Тёмная вода. Ни тепла, ни холодна. Где-то бульк­нула рыба. И пузырь лопнул, дойдя до поверхности. Дал несколько слабых кругов. Дерево наклонилось, полощет кончики пальцев…

Бежит Филимон домой из школы. Мешочек для обуви с пришитым квадратиком белой ткани хлопает по портфелю. А на квадратике чернильным карандашом аккуратно выведено: 1 «В». Останавливается Филимоша и начинает крутиться, портфель вытягивает руку и стремится сорваться с орбиты. А может быть, это портфель его крутит?.. Нет полной ясности в этом вопросе…

Снова белый квадратик, но теперь бумажный. Наклейка на чемодане. А на ней крупно, чётко: фамилия. Первый и последний раз он едет в пионерский лагерь. Утром с трудом встал. На душе тоскливо, слегка мутит. А вокруг веселье, все в радостном возбуждении. Ребятишки шумят. Родители дают последние напутствия своим чадам. Вожатые проводят перекличку…

Пробыл в ла­гере три дня. Сразу стала накатывать тошнота. На всю жизнь запомнился жуткий клозет. «От тоски», — думал Филимон. Наконец его вырвало. А в столовой шум, гам, пионеры уплетают кот­леты с макаронами… Оказалось, корь. Облегчение наступило в чистом медицинском изоляторе. Лица наплывают пятнами. Заботливые, всполошённые женщины в бе­лых халатах. Надо срочно увозить ребёнка! Иначе весь лагерь охватит опасная инфекция!

Утром с трудом отыскали машину — «Победу». Врачиха, Филимон, шофер, приятельница шофера и какой-то дядька солидный с портфелем. Напросился, мол, срочно нужно в город. С трудом разместились. Поехали. Дядька начинает расспрашивать, кто да что, да по какой надобности. И вдруг как обухом по голове: корь! Как корь?! И уже запаниковал не на шутку:

— Давайте срочно пересядем! Я, кажется, не болел корью. Да, точно не бо­лел! — А внутри: «Караул! Спасайся кто может!» — Вы понимаете? Или нет? Товарищ! Остановите машину! Кому говорят!

— А я не могу в середине! — неожиданно заарта­чилась врачиха. — Меня укачивает! Мне надо в открытое окно дышать!

Филимоша в лёгком забытьи. Ему всё равно. Температура немалая. Мелькает быстро за окошком щербатое шоссе. Дядька сжался, запихивает платок в рот, пытается пре­градить путь бациллам.

— Что вы меня притискиваете? Дышать нечем! — недовольно ворчит врачиха на дядьку.

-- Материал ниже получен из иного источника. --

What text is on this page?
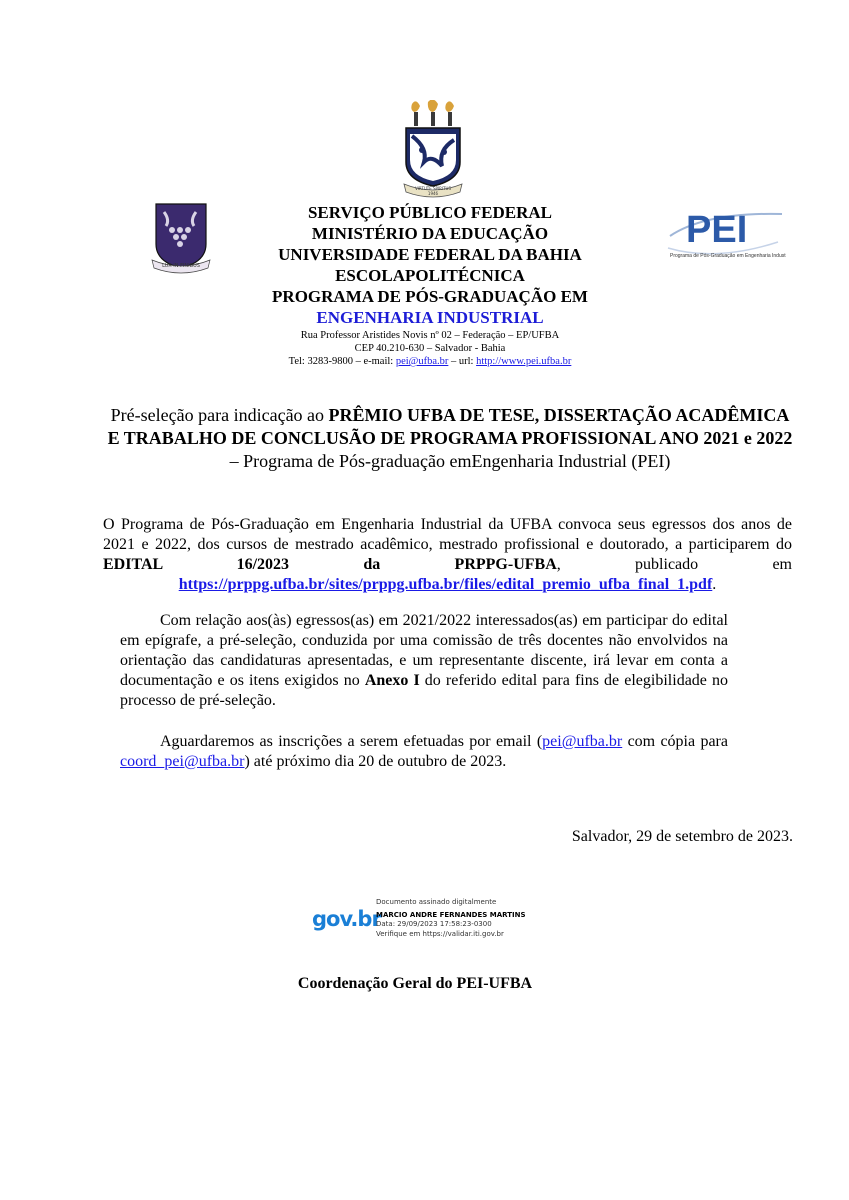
VIRTUTE SPIRITUS
1946
LUX IN FINIBUS
PEI
Programa de Pós-Graduação em Engenharia Indust
SERVIÇO PÚBLICO FEDERAL
MINISTÉRIO DA EDUCAÇÃO
UNIVERSIDADE FEDERAL DA BAHIA
ESCOLAPOLITÉCNICA
PROGRAMA DE PÓS-GRADUAÇÃO EM
ENGENHARIA INDUSTRIAL
Rua Professor Aristides Novis nº 02 – Federação – EP/UFBA
CEP 40.210-630 – Salvador - Bahia
Tel: 3283-9800 – e-mail: pei@ufba.br – url: http://www.pei.ufba.br
Pré-seleção para indicação ao PRÊMIO UFBA DE TESE, DISSERTAÇÃO ACADÊMICA E TRABALHO DE CONCLUSÃO DE PROGRAMA PROFISSIONAL ANO 2021 e 2022 – Programa de Pós-graduação emEngenharia Industrial (PEI)
O Programa de Pós-Graduação em Engenharia Industrial da UFBA convoca seus egressos dos anos de 2021 e 2022, dos cursos de mestrado acadêmico, mestrado profissional e doutorado, a participarem do EDITAL 16/2023 da PRPPG-UFBA, publicado em https://prppg.ufba.br/sites/prppg.ufba.br/files/edital_premio_ufba_final_1.pdf.
Com relação aos(às) egressos(as) em 2021/2022 interessados(as) em participar do edital em epígrafe, a pré-seleção, conduzida por uma comissão de três docentes não envolvidos na orientação das candidaturas apresentadas, e um representante discente, irá levar em conta a documentação e os itens exigidos no Anexo I do referido edital para fins de elegibilidade no processo de pré-seleção.
Aguardaremos as inscrições a serem efetuadas por email (pei@ufba.br com cópia para coord_pei@ufba.br) até próximo dia 20 de outubro de 2023.
Salvador, 29 de setembro de 2023.
gov.br
Documento assinado digitalmente
MARCIO ANDRE FERNANDES MARTINS
Data: 29/09/2023 17:58:23-0300
Verifique em https://validar.iti.gov.br
Coordenação Geral do PEI-UFBA
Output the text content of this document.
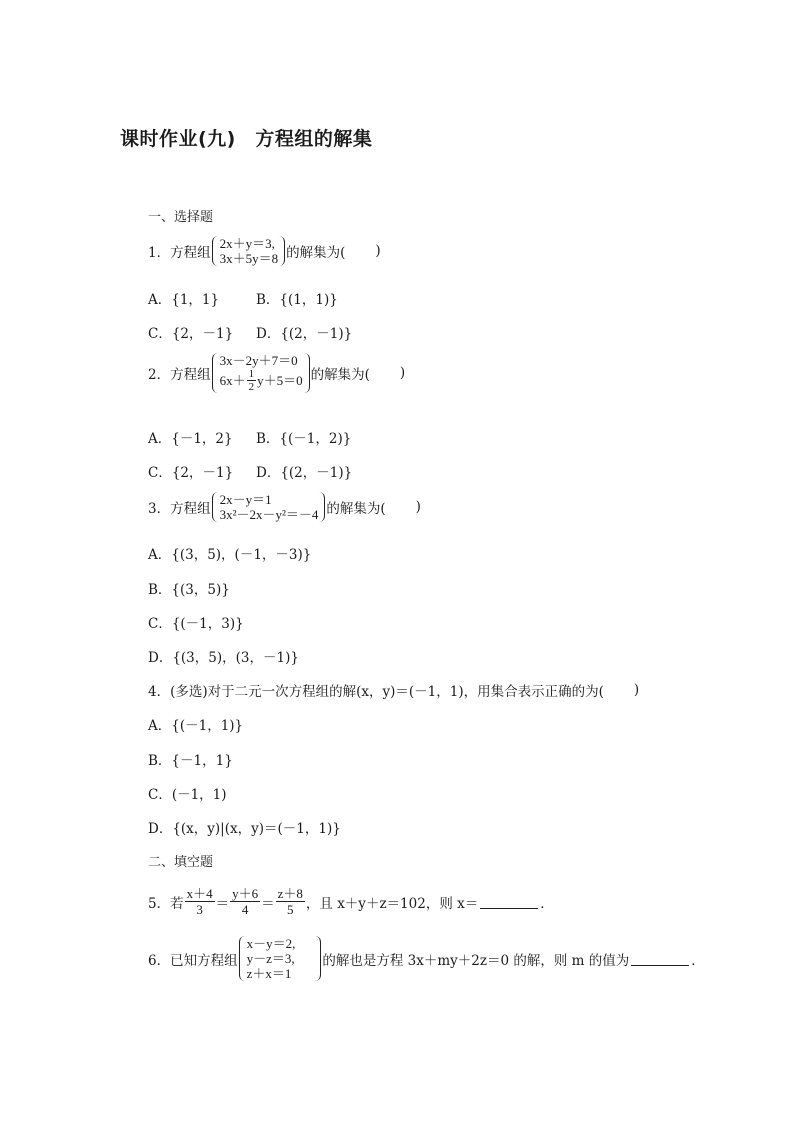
课时作业(九)　方程组的解集
一、选择题
1． 方程组
2x＋y＝3,
3x＋5y＝8 的解集为( )
A．{1，1}	B．{(1，1)}
C．{2，－1}	D．{(2，－1)}
2． 方程组
3x－2y＋7＝0
$6x+ \frac{1}{2} y+5=0$ 的解集为( )
A．{－1，2}	B．{(－1，2)}
C．{2，－1}	D．{(2，－1)}
3． 方程组
2x－y＝1
3x²－2x－y²＝－4 的解集为( )
A．{(3，5)，(－1，－3)}
B．{(3，5)}
C．{(－1，3)}
D．{(3，5)，(3，－1)}
4．(多选)对于二元一次方程组的解(x，y)＝(－1，1)，用集合表示正确的为( )
A．{(－1，1)}
B．{－1，1}
C．(－1，1)
D．{(x，y)|(x，y)＝(－1，1)}
二、填空题
5．若 $\frac{x+4}{3} = \frac{y+6}{4} = \frac{z+8}{5}$ ，且 x＋y＋z＝102，则 x＝	．
6．已知方程组
x－y＝2,
y－z＝3,
z＋x＝1
的解也是方程 3x＋my＋2z＝0 的解，则 m 的值为	．
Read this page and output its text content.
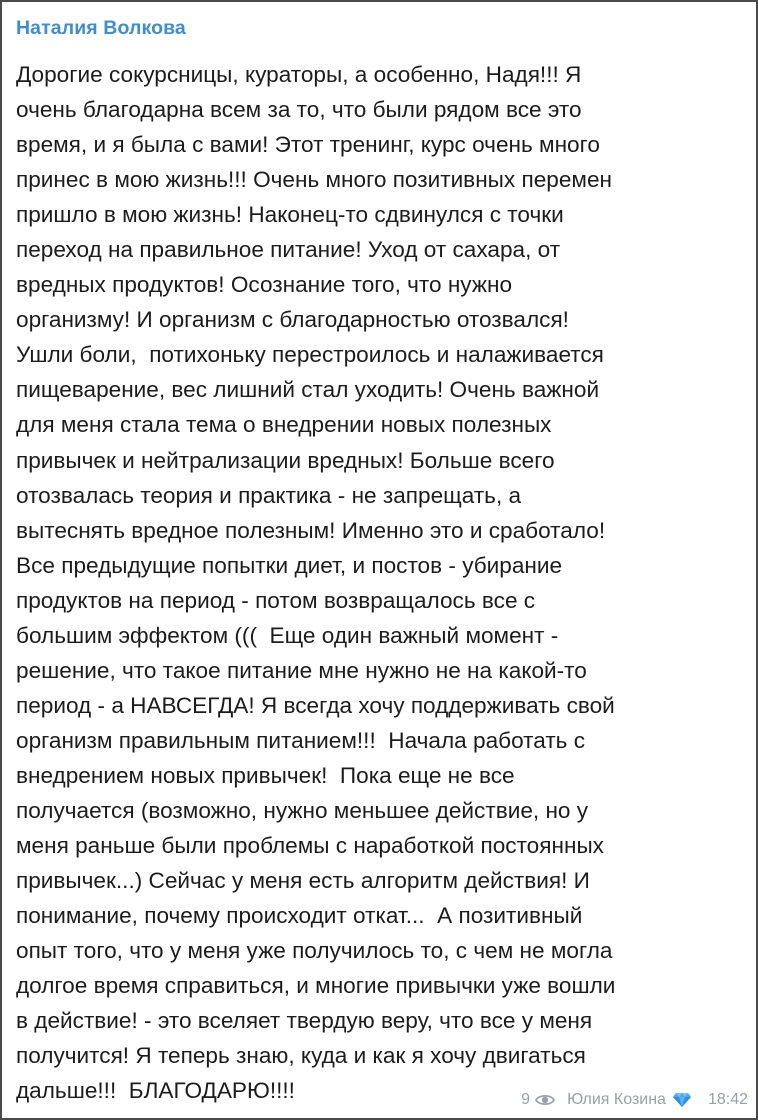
Наталия Волкова
Дорогие сокурсницы, кураторы, а особенно, Надя!!! Я
очень благодарна всем за то, что были рядом все это
время, и я была с вами! Этот тренинг, курс очень много
принес в мою жизнь!!! Очень много позитивных перемен
пришло в мою жизнь! Наконец-то сдвинулся с точки
переход на правильное питание! Уход от сахара, от
вредных продуктов! Осознание того, что нужно
организму! И организм с благодарностью отозвался!
Ушли боли,  потихоньку перестроилось и налаживается
пищеварение, вес лишний стал уходить! Очень важной
для меня стала тема о внедрении новых полезных
привычек и нейтрализации вредных! Больше всего
отозвалась теория и практика - не запрещать, а
вытеснять вредное полезным! Именно это и сработало!
Все предыдущие попытки диет, и постов - убирание
продуктов на период - потом возвращалось все с
большим эффектом (((  Еще один важный момент -
решение, что такое питание мне нужно не на какой-то
период - а НАВСЕГДА! Я всегда хочу поддерживать свой
организм правильным питанием!!!  Начала работать с
внедрением новых привычек!  Пока еще не все
получается (возможно, нужно меньшее действие, но у
меня раньше были проблемы с наработкой постоянных
привычек...) Сейчас у меня есть алгоритм действия! И
понимание, почему происходит откат...  А позитивный
опыт того, что у меня уже получилось то, с чем не могла
долгое время справиться, и многие привычки уже вошли
в действие! - это вселяет твердую веру, что все у меня
получится! Я теперь знаю, куда и как я хочу двигаться
дальше!!!  БЛАГОДАРЮ!!!!	9 Юлия Козина	18:42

— Как вы думаете, корь опас­на? В моём возрасте? — опять паникует дядька.

Сумрак лестницы родного дома. Высокая двухстворчатая дверь с фанер­ным ящиком для почты. Покрашено всё коричневой масляной краской. Слышны беззаботные звуки пианино. «Бабушка играет Шопена… — думает Филимоша. — Наконец-то я дома…»

Он встаёт. Приоткрывая один глаз, бредёт, шаркая тапочками по паркету, на кухню. Чиркает спичкой, ставит чайник на плиту, садится на круглый красный табурет. И снова закрывает глаз. «Пиф!» — шипит чайник…

Здание школы, постройка начала века. Скорее, конца прошлого. Бывшая гимна­зия. Два входа-выхода, флигелёчки, потаённые лестницы, чёрный ход, библиотека, а на самом верху спортзал. Плюхаются ма­ты, стучит громко мяч. Дом, полный призраков. Выглядывают они из-за углов, поскрипывают двери. Поклоняются фигурки забытым кумирам, складывают свои леген­ды и мифы… Заперли в туалете директора! Не может быть! Да точно. Сам видел! Ну и дела… Сильные мужчины, отчаянные головы, десятиклассники! Завуч Уюмов, красавец-брюнет, обнимал географичку. Весьма непривлекательную даму с большой грудью. Странно. Не­ужели не мог найти получше? Нет, это точно, сам видел. А вечером вообще почти везде гасят свет. Горит на этаже одна лампочка, ну, может, две, не больше. Кружки, хими­ческие, физические — предлог для незаконных действий. Поцелуи, при­косновения. Бегут мурашки по телу, и темнеет в глазах. Неужели было только что? А Уюмов засёк в туалете курильщиков! И второгодник Бочка ему го­ловой в живот. И бежать, скрываться,… Раздевалка за толстенькой бронированной дверкой. На лестнице шеренга дежурных с красными повязками. Во главе — преподаватель. Его зоркий взгляд шарит по вестибюлю. Кто опоздал на заряд­ку, быстро сдать дневники! Кому говорят! Надо успеть спрятаться в раздевалке, меж­ду мокрых вонючих пальтишек. Переждать. А как снимут оцепление, бежать сломя голову в класс, успевая протиснуться в небольшую временную щёлку до прихода учителя…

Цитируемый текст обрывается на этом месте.